A mulher foi à roça. Aredu uture boepato.
O homem foi à aldeia. Imedu uture bato.

A mulher foi à aldeia. _______________________

- 2
O homem está na roça. Imedu rakojere boepa tada.
A mulher está na casa. Aredu rakojere bai tada.

O homem está na aldeia. _________________________

- 3
A mulher não está na casa. Aredu rakojekare bai tada.

A mulher não está na roça. _______________________

- 4
A mulher vive na casa. Aredu mugure bai tada.
O homem vive na aldeia. Imedu mugure ba tada.

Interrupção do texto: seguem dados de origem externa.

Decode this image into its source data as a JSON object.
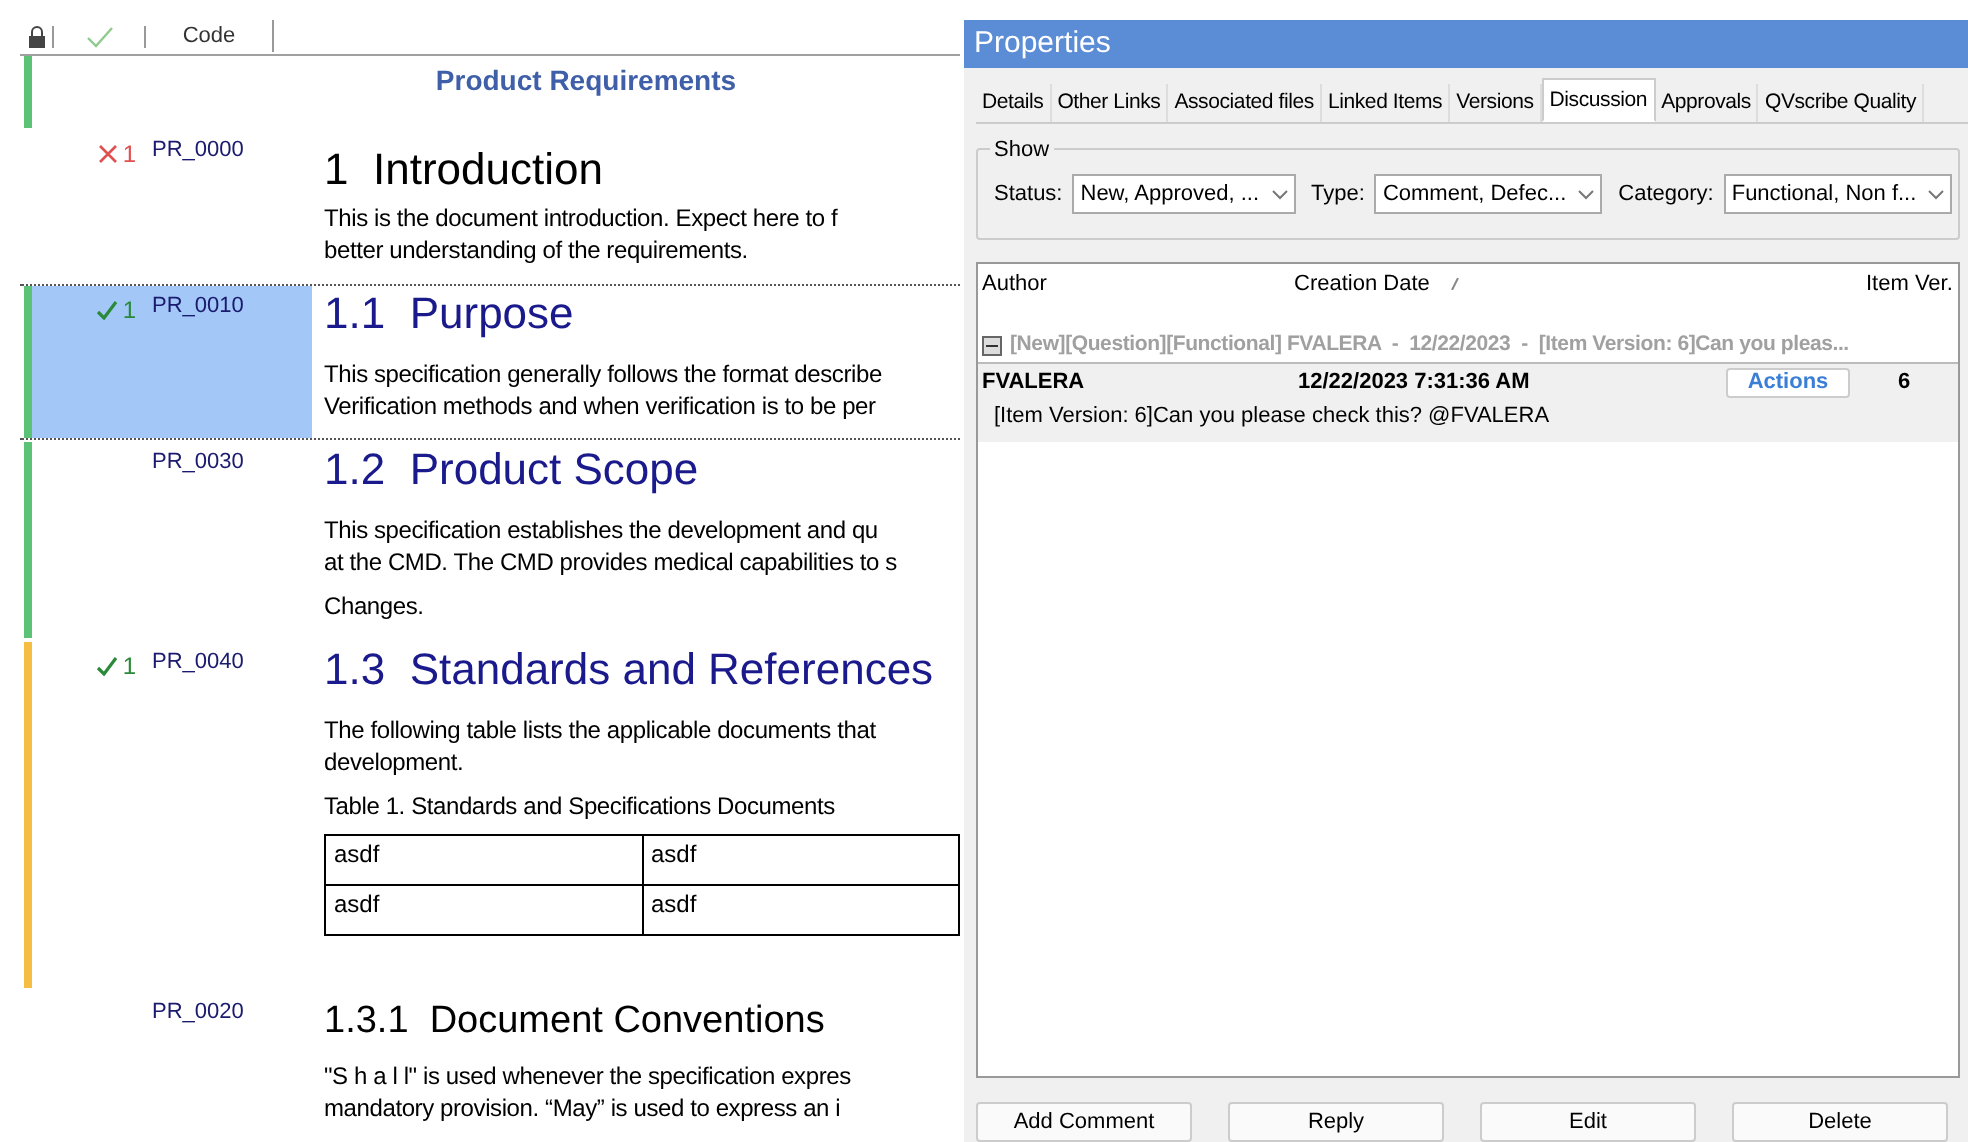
{
  "document": {
    "columns": [
      {
        "kind": "lock"
      },
      {
        "kind": "check"
      },
      {
        "kind": "text",
        "label": "Code"
      }
    ],
    "title": "Product Requirements",
    "rows": [
      {
        "code": "PR_0000",
        "mark": {
          "kind": "cross",
          "count": "1"
        },
        "selected": false,
        "blocks": [
          {
            "kind": "h1",
            "number": "1",
            "text": "Introduction"
          },
          {
            "kind": "para",
            "lines": [
              "This is the document introduction. Expect here to f",
              "better understanding of the requirements."
            ]
          }
        ]
      },
      {
        "code": "PR_0010",
        "mark": {
          "kind": "check",
          "count": "1"
        },
        "color": "#5cc276",
        "selected": true,
        "blocks": [
          {
            "kind": "h2",
            "number": "1.1",
            "text": "Purpose"
          },
          {
            "kind": "para",
            "lines": [
              "This specification generally follows the format describe",
              "Verification methods and when verification is to be per"
            ]
          }
        ]
      },
      {
        "code": "PR_0030",
        "color": "#5cc276",
        "selected": false,
        "blocks": [
          {
            "kind": "h2",
            "number": "1.2",
            "text": "Product Scope"
          },
          {
            "kind": "para",
            "lines": [
              "This specification establishes the development and qu",
              "at the CMD.  The CMD provides medical capabilities to s"
            ]
          },
          {
            "kind": "para",
            "lines": [
              "Changes."
            ]
          }
        ]
      },
      {
        "code": "PR_0040",
        "mark": {
          "kind": "check",
          "count": "1"
        },
        "color": "#f5bd42",
        "selected": false,
        "blocks": [
          {
            "kind": "h2",
            "number": "1.3",
            "text": "Standards and References"
          },
          {
            "kind": "para",
            "lines": [
              "The following table lists the applicable documents that",
              "development."
            ]
          },
          {
            "kind": "para",
            "lines": [
              "Table 1. Standards and Specifications Documents"
            ]
          },
          {
            "kind": "table",
            "rows": [
              [
                "asdf",
                "asdf"
              ],
              [
                "asdf",
                "asdf"
              ]
            ]
          }
        ]
      },
      {
        "code": "PR_0020",
        "selected": false,
        "blocks": [
          {
            "kind": "h3",
            "number": "1.3.1",
            "text": "Document Conventions"
          },
          {
            "kind": "para",
            "lines": [
              "\"S h a l l\" is used whenever the specification expres",
              "mandatory provision. “May” is used to express an i"
            ]
          }
        ]
      }
    ]
  },
  "properties": {
    "title": "Properties",
    "tabs": [
      {
        "label": "Details",
        "selected": false
      },
      {
        "label": "Other Links",
        "selected": false
      },
      {
        "label": "Associated files",
        "selected": false
      },
      {
        "label": "Linked Items",
        "selected": false
      },
      {
        "label": "Versions",
        "selected": false
      },
      {
        "label": "Discussion",
        "selected": true
      },
      {
        "label": "Approvals",
        "selected": false
      },
      {
        "label": "QVscribe Quality",
        "selected": false
      }
    ],
    "show": {
      "label": "Show",
      "filters": [
        {
          "label": "Status:",
          "value": "New, Approved, ..."
        },
        {
          "label": "Type:",
          "value": "Comment, Defec..."
        },
        {
          "label": "Category:",
          "value": "Functional, Non f..."
        }
      ]
    },
    "grid": {
      "columns": [
        "Author",
        "Creation Date",
        "Item Ver."
      ],
      "groups": [
        {
          "header": "[New][Question][Functional] FVALERA  -  12/22/2023  -  [Item Version: 6]Can you pleas...",
          "expanded": true,
          "comments": [
            {
              "author": "FVALERA",
              "date": "12/22/2023 7:31:36 AM",
              "action": "Actions",
              "version": "6",
              "text": "[Item Version: 6]Can you please check this? @FVALERA"
            }
          ]
        }
      ]
    },
    "buttons": [
      "Add Comment",
      "Reply",
      "Edit",
      "Delete"
    ]
  }
}
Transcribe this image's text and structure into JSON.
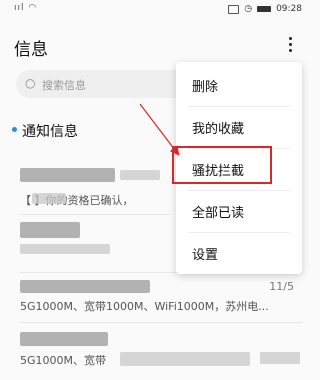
{
  "status_bar": {
    "time": "09:28"
  },
  "header": {
    "title": "信息"
  },
  "search": {
    "placeholder": "搜索信息"
  },
  "section": {
    "title": "通知信息"
  },
  "messages": [
    {
      "snippet": "【      】你的资格已确认，"
    },
    {
      "snippet": ""
    },
    {
      "date": "11/5",
      "snippet": "5G1000M、宽带1000M、WiFi1000M，苏州电..."
    },
    {
      "snippet": "5G1000M、宽带"
    }
  ],
  "menu": {
    "items": [
      {
        "label": "删除"
      },
      {
        "label": "我的收藏"
      },
      {
        "label": "骚扰拦截"
      },
      {
        "label": "全部已读"
      },
      {
        "label": "设置"
      }
    ]
  },
  "colors": {
    "accent": "#2d8be0",
    "highlight": "#d32a2a"
  }
}
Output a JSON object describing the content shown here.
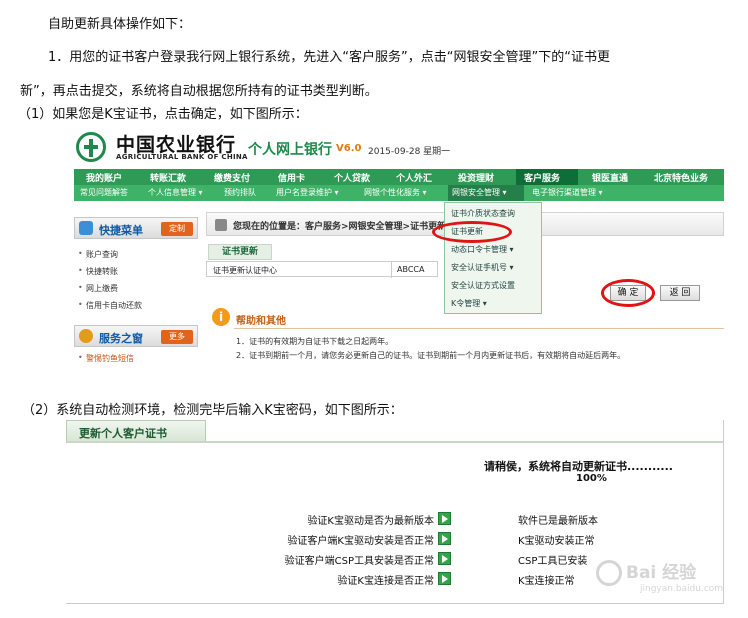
{
  "intro": "自助更新具体操作如下：",
  "step1_line1": "1．用您的证书客户登录我行网上银行系统，先进入“客户服务”，点击“网银安全管理”下的“证书更",
  "step1_line2": "新”，再点击提交，系统将自动根据您所持有的证书类型判断。",
  "case1": "（1）如果您是K宝证书，点击确定，如下图所示：",
  "case2": "（2）系统自动检测环境，检测完毕后输入K宝密码，如下图所示：",
  "shot1": {
    "bank_name": "中国农业银行",
    "bank_name_en": "AGRICULTURAL BANK OF CHINA",
    "portal": "个人网上银行",
    "version": "V6.0",
    "date": "2015-09-28 星期一",
    "nav1": [
      "我的账户",
      "转账汇款",
      "缴费支付",
      "信用卡",
      "个人贷款",
      "个人外汇",
      "投资理财",
      "客户服务",
      "银医直通",
      "北京特色业务"
    ],
    "nav2": [
      "常见问题解答",
      "个人信息管理 ▾",
      "预约排队",
      "用户名登录维护 ▾",
      "网银个性化服务 ▾",
      "网银安全管理 ▾",
      "电子银行渠道管理 ▾"
    ],
    "quick_menu": "快捷菜单",
    "customize": "定制",
    "quick_items": [
      "账户查询",
      "快捷转账",
      "网上缴费",
      "信用卡自动还款"
    ],
    "service_window": "服务之窗",
    "more": "更多",
    "service_items": [
      "警惕钓鱼短信"
    ],
    "location": "您现在的位置是：客户服务>网银安全管理>证书更新",
    "cert_tab": "证书更新",
    "cert_row_label": "证书更新认证中心",
    "cert_row_value": "ABCCA",
    "dropdown": [
      "证书介质状态查询",
      "证书更新",
      "动态口令卡管理 ▾",
      "安全认证手机号 ▾",
      "安全认证方式设置",
      "K令管理 ▾"
    ],
    "help_title": "帮助和其他",
    "help1": "1．证书的有效期为自证书下载之日起两年。",
    "help2": "2．证书到期前一个月，请您务必更新自己的证书。证书到期前一个月内更新证书后，有效期将自动延后两年。",
    "confirm": "确 定",
    "back": "返 回"
  },
  "shot2": {
    "tab": "更新个人客户证书",
    "wait": "请稍侯，系统将自动更新证书...........",
    "percent": "100%",
    "checks": [
      "验证K宝驱动是否为最新版本",
      "验证客户端K宝驱动安装是否正常",
      "验证客户端CSP工具安装是否正常",
      "验证K宝连接是否正常"
    ],
    "results": [
      "软件已是最新版本",
      "K宝驱动安装正常",
      "CSP工具已安装",
      "K宝连接正常"
    ]
  },
  "watermark": {
    "text": "Bai 经验",
    "sub": "jingyan.baidu.com"
  }
}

O homem vive na roça. __________________________

- 5
Eu vivo na aldeia. Imugure ba tada.
Você vive na aldeia. Amugure ba tada.
Eu fui à roça. Iture boepato.

Você foi à roça. ____________________________

- 6
O homem fez a roça. Imedu ure boepa towuje.
O homem fez o arco. Imedu ure baiga towuje.

O homem fez a casa. _____________________________

- 7
O homem vai fazer a roça. Imedu umode boepa towuje.
A mulher vai viver na casa. Aredu mugumode bai tada.
A mulher irá à aldeia. Aredu utumode bato.

O homem vai estar na roça. ________________________

- 8
O homem matou o peixe. Imedu ure karo bito.
O homem vai matar o peixe. Imedu umode karo bito.
A mulher comeu o peixe. Aredu ure karo kowuje.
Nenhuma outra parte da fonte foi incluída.